Was ist eigentlich Barbershop?


Der heute als „barbershop music“ bezeichnete Gesangsstil entstand gegen Ende des vorigen Jahrhunderts in den USA. Die „Comedian Harmonists“ fanden dort ihre Vorbilder.

„Barber´s music“ ist jedoch schon seit dem 17. Jahrhundert aus England bekannt. Man sang zum Zeitvertreib in den Friseursalons.

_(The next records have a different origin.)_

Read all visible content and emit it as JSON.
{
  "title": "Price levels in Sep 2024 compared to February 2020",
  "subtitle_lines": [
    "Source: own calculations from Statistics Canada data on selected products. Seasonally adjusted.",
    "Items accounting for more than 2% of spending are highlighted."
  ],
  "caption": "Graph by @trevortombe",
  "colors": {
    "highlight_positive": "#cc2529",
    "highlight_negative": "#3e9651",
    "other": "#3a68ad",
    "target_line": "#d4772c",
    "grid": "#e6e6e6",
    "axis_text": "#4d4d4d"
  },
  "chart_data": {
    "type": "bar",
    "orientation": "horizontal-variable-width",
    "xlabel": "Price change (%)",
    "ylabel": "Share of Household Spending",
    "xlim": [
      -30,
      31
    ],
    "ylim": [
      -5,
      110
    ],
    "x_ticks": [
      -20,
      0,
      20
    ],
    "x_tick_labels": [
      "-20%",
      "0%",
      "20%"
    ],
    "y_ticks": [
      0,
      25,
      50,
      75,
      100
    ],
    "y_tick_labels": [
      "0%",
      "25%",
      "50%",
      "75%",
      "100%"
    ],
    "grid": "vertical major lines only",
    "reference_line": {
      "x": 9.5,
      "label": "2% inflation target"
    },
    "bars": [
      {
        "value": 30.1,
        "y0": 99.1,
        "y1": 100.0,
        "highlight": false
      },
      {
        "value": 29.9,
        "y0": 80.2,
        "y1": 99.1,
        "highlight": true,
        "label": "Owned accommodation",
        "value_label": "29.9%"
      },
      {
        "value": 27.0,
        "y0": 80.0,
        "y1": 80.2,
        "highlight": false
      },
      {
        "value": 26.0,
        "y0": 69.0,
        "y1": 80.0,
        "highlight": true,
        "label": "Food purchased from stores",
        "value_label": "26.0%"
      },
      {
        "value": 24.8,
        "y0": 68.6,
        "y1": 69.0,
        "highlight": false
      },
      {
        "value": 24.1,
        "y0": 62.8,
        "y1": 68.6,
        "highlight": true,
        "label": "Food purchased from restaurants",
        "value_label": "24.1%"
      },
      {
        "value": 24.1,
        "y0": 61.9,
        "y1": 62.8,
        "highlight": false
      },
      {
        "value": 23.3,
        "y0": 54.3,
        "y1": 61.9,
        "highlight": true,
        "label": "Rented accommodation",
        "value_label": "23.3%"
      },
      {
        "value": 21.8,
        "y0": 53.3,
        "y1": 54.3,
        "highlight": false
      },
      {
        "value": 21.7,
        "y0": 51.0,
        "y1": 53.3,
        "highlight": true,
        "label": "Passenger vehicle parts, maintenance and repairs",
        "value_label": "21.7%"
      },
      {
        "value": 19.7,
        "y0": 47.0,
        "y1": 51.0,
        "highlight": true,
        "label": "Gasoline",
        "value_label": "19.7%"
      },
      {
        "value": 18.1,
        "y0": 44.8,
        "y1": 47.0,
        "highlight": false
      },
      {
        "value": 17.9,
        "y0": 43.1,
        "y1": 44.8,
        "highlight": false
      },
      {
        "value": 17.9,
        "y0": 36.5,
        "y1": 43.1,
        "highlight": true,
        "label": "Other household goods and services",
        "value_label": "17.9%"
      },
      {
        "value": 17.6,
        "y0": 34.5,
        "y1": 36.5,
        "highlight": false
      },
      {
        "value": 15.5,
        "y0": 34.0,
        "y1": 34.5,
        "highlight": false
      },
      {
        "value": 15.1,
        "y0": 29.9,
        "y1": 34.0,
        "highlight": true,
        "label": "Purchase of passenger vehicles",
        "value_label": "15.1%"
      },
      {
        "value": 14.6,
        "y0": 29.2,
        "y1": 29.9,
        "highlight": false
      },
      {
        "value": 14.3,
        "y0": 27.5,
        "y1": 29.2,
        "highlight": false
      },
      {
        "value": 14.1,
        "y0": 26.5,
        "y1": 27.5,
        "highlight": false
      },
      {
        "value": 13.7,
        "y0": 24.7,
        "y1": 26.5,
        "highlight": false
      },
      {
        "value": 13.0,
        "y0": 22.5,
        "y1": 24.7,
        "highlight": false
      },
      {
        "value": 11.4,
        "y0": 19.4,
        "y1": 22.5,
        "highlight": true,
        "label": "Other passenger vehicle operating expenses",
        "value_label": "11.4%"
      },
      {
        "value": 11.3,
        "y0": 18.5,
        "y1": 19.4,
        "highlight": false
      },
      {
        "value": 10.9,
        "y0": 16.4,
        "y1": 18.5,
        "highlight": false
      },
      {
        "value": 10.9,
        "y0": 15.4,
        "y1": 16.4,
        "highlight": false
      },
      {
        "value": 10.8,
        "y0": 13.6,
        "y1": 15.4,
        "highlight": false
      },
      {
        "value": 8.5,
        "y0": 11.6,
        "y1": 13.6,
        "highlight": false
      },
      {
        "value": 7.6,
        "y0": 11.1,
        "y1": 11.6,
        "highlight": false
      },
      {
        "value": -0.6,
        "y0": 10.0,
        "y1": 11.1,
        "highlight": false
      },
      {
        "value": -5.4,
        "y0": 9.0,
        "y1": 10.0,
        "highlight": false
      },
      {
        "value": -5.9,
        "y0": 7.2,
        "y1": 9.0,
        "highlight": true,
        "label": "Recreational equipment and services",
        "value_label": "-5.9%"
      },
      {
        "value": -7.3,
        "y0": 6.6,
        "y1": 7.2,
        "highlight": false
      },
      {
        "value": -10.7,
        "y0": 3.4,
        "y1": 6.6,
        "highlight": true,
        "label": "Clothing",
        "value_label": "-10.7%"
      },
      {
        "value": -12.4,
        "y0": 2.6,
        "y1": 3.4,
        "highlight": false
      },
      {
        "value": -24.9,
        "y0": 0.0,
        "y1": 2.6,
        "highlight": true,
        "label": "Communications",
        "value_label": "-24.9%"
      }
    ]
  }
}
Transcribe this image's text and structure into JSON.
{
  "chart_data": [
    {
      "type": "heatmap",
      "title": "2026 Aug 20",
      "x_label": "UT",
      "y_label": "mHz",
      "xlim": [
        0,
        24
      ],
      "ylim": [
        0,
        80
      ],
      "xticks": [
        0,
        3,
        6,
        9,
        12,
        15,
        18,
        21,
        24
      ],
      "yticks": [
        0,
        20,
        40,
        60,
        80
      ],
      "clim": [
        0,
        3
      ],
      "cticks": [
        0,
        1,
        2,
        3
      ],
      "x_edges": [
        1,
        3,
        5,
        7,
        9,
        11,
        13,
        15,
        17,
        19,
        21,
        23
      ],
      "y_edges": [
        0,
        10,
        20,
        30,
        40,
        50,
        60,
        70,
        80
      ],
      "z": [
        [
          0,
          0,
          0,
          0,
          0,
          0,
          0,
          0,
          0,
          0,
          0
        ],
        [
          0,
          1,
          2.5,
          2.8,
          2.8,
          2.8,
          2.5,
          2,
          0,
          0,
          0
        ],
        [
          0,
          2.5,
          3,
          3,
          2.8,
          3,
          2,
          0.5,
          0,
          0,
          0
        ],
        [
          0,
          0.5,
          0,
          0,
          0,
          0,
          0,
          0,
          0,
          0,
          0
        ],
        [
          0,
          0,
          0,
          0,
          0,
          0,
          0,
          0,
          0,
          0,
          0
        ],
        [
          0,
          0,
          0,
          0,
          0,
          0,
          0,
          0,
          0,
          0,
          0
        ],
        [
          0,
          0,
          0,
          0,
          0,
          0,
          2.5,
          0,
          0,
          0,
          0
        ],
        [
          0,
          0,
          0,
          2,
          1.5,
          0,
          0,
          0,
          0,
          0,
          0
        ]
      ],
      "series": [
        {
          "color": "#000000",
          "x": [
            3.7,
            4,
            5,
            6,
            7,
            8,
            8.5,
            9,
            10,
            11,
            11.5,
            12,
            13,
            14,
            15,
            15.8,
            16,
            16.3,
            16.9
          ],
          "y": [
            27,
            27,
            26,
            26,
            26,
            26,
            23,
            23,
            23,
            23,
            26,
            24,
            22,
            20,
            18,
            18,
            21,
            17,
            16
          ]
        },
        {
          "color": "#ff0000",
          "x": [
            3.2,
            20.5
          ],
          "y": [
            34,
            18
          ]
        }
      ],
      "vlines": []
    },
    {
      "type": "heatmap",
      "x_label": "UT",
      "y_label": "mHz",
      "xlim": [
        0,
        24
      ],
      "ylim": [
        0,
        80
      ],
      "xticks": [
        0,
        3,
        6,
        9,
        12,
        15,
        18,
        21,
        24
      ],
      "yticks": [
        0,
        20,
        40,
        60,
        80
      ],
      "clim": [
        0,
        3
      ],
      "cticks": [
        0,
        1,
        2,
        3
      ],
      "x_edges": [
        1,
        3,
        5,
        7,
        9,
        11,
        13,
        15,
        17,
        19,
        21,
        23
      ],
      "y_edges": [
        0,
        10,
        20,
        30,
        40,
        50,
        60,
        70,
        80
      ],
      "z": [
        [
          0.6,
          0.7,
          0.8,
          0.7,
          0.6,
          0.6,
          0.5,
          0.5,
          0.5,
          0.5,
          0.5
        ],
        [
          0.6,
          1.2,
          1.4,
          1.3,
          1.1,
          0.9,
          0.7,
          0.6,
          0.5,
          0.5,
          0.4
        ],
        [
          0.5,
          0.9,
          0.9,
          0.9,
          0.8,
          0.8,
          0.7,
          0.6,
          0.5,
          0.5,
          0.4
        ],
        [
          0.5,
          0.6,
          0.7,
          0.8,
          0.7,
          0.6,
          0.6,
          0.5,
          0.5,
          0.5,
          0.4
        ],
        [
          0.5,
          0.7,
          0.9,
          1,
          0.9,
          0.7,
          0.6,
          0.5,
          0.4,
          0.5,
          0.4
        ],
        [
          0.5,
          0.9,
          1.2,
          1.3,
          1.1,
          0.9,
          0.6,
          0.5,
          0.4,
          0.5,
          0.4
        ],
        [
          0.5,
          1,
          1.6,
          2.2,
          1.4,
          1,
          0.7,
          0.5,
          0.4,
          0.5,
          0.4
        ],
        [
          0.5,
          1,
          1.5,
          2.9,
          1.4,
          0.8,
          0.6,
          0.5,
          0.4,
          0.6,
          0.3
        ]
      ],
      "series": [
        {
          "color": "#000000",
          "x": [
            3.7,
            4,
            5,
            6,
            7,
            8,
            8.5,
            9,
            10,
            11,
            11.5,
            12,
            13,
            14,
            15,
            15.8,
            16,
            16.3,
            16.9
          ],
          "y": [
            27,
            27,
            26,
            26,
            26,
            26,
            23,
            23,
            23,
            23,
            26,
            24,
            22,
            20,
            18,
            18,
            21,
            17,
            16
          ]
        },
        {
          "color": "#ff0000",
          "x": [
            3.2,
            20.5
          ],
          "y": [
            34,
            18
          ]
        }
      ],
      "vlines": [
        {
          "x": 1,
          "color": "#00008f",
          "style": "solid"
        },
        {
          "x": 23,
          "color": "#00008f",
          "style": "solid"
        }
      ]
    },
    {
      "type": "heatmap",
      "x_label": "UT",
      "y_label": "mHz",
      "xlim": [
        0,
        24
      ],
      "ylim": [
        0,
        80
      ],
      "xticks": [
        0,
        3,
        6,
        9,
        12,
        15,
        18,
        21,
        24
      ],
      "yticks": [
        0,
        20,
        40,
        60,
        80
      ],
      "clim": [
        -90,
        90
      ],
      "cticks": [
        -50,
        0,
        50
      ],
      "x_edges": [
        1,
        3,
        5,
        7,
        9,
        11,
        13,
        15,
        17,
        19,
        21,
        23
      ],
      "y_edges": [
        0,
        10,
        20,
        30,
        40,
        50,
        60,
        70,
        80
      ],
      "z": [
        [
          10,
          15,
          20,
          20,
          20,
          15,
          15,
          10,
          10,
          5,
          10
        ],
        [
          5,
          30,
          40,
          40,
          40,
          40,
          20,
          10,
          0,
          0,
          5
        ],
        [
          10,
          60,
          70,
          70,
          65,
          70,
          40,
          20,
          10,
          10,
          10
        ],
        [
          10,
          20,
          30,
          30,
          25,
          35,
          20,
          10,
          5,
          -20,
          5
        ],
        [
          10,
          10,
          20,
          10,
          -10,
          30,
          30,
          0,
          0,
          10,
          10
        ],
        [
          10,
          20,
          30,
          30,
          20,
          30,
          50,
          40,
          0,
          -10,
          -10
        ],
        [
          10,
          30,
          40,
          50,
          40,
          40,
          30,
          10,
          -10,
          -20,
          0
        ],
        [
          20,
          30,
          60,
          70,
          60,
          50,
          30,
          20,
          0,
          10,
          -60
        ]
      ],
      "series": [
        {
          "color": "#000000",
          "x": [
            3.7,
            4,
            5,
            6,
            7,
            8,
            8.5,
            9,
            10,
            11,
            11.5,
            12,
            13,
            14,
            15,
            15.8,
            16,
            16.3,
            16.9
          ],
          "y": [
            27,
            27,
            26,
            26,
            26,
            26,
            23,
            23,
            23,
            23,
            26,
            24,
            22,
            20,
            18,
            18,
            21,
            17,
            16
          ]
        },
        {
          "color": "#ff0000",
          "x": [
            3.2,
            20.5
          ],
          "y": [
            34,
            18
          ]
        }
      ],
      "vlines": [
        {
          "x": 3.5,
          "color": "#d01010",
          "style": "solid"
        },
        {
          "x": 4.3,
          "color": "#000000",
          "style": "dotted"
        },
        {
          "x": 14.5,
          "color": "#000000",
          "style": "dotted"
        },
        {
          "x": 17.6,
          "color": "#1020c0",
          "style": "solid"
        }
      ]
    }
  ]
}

Der Dachverband der deutschen Barbershopper, BinG!, definiert die Barbershop-Musik wie folgt:

"Barbershop-Gesang ist überwiegend homophone A-Capella-Musik mit einem vierstimmigen Akkord auf jeder Melodienote. Die Melodie wird von der Führungsstimme (Lead) gesungen; diese liegt unter dem Tenor. Der Bass singt die tiefsten Begleittöne, während der Bariton die Akkorde vervollständigt."

Ausführlicher ist das unter www.barbershop.de nachzulesen.

Ziel des Barbershop-Gesang ist ein möglichst kompakter (close harmony) und obertonreicher Klang (expanded sound), der im wesentlichen dadurch erreicht wird, dass untemperiert intoniert wird. Die Balance innerhalb der Akkorde und die Vokalfärbung wird beachtet. Ein spannungsreiches Legato mit weichen Silbenverbindungen, direktem Ansingen der Töne und vorwärts drängender Energie (forward motion) ist wichtig für einen durchfließenden Klang.

Ebenso ist auf eine geeignete Präsentation zu achten (Gesichtsausdruck, Körperhaltung, Choraufstellung, Kleidung, Choreographie), sie soll die Wirkung der Musik unterstützen.

Wegen des „kompakten Klangs“ wird Barbershop in der Regel nicht in gemischten Ensembles gesungen. Es gibt aber erste Chöre, die gemischt arbeiten. Ursprünglich war diese Art der Musik nur reinen Männerensembles vorbehalten.